Life is all about perspective.
For example, I could grumble about the Interstate 88 construction that impedes my usual journey from home to visit my in-laws in Whiteside County and wonder who is paying for a 15-year, $14 billion tollway capital program. Or I could think about the thousands of jobs this work directly supports and the way the regional economy ultimately benefits from a safe, robust highway system.
As with most things, reality lies somewhere in the middle. There’s no sense pretending roadwork isn’t frustrating, especially when I have four kids and two dogs in the car. And $14 billion is a lot of money. It’s rarely wrong to question government spending at that scale.
But $14 billion — a 14 followed by nine zeroes — is only 0.7% of President Joe Biden’s proposed American Jobs Plan, pegged at $2 trillion — a 2 with a dozen zeroes.
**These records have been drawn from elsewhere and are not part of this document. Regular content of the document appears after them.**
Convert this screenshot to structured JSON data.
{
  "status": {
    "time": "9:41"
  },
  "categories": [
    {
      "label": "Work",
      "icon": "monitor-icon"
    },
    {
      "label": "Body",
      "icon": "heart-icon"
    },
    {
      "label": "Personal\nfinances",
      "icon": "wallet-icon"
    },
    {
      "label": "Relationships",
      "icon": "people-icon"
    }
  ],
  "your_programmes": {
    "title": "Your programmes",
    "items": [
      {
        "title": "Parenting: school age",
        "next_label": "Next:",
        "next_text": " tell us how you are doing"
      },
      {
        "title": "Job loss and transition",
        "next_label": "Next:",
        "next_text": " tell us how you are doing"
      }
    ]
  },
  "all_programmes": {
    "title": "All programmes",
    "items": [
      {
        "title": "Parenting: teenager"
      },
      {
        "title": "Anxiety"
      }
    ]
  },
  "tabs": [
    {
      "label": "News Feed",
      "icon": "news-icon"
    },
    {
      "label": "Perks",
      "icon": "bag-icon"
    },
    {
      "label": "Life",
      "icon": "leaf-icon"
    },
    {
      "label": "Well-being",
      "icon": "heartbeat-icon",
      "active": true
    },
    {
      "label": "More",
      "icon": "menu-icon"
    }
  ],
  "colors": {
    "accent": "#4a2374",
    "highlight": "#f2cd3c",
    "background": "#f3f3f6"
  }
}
Whether Biden’s plan is plausible exceeds my meager expertise, but simply having the idea on the table is enough for Illinois officials to start discussing what could be done with whatever share lands here.
The Regional Transit Authority, which pre-pandemic said it served 2 million weekday riders in six Northeastern Illinois counties, said repairs alone will cost about $20 billion. Last month the state released a third $250 million Rebuild Illinois installment as part of a three-year, $1.5 billion program to boost city, county and township road projects. Overall the initiative should pump $33.2 billion into transportation, from bike paths and pedestrian trails to freight lines and airplanes and beyond.
The Illinois Road and Transportation Builders Association — which clearly has a vested interest — says the state has 2,303 structurally deficient bridges. The group also says poor road conditions lead to car owners spending an average $566 per year in vehicle repairs and reminds how road congestion can reduce individual and corporate productivity.
Biden’s plan far exceeds transportation infrastructure (a paltry $621 billion) to include $650 billion in public housing improvements, $45 billion for replacing lead water pipes and $28 billion for veterans hospitals and federal buildings. Again, while acknowledging those are staggering amounts of money, such ambitions also represent literally millions of skilled workers setting about improving the country, one job at a time.
For the average Illinoisan this talk doesn’t mean much until Congress acts. But if you pay attention to your local governments, chances are good there will be discussions about priority lists for projects and lobbying federal officials for help. Plenty will resist based on cost alone, others will embrace a chance to discuss direct, local investments in projects that can positively affect daily life and keep people working.
How do your local leaders see the issue? It’s all about perspective.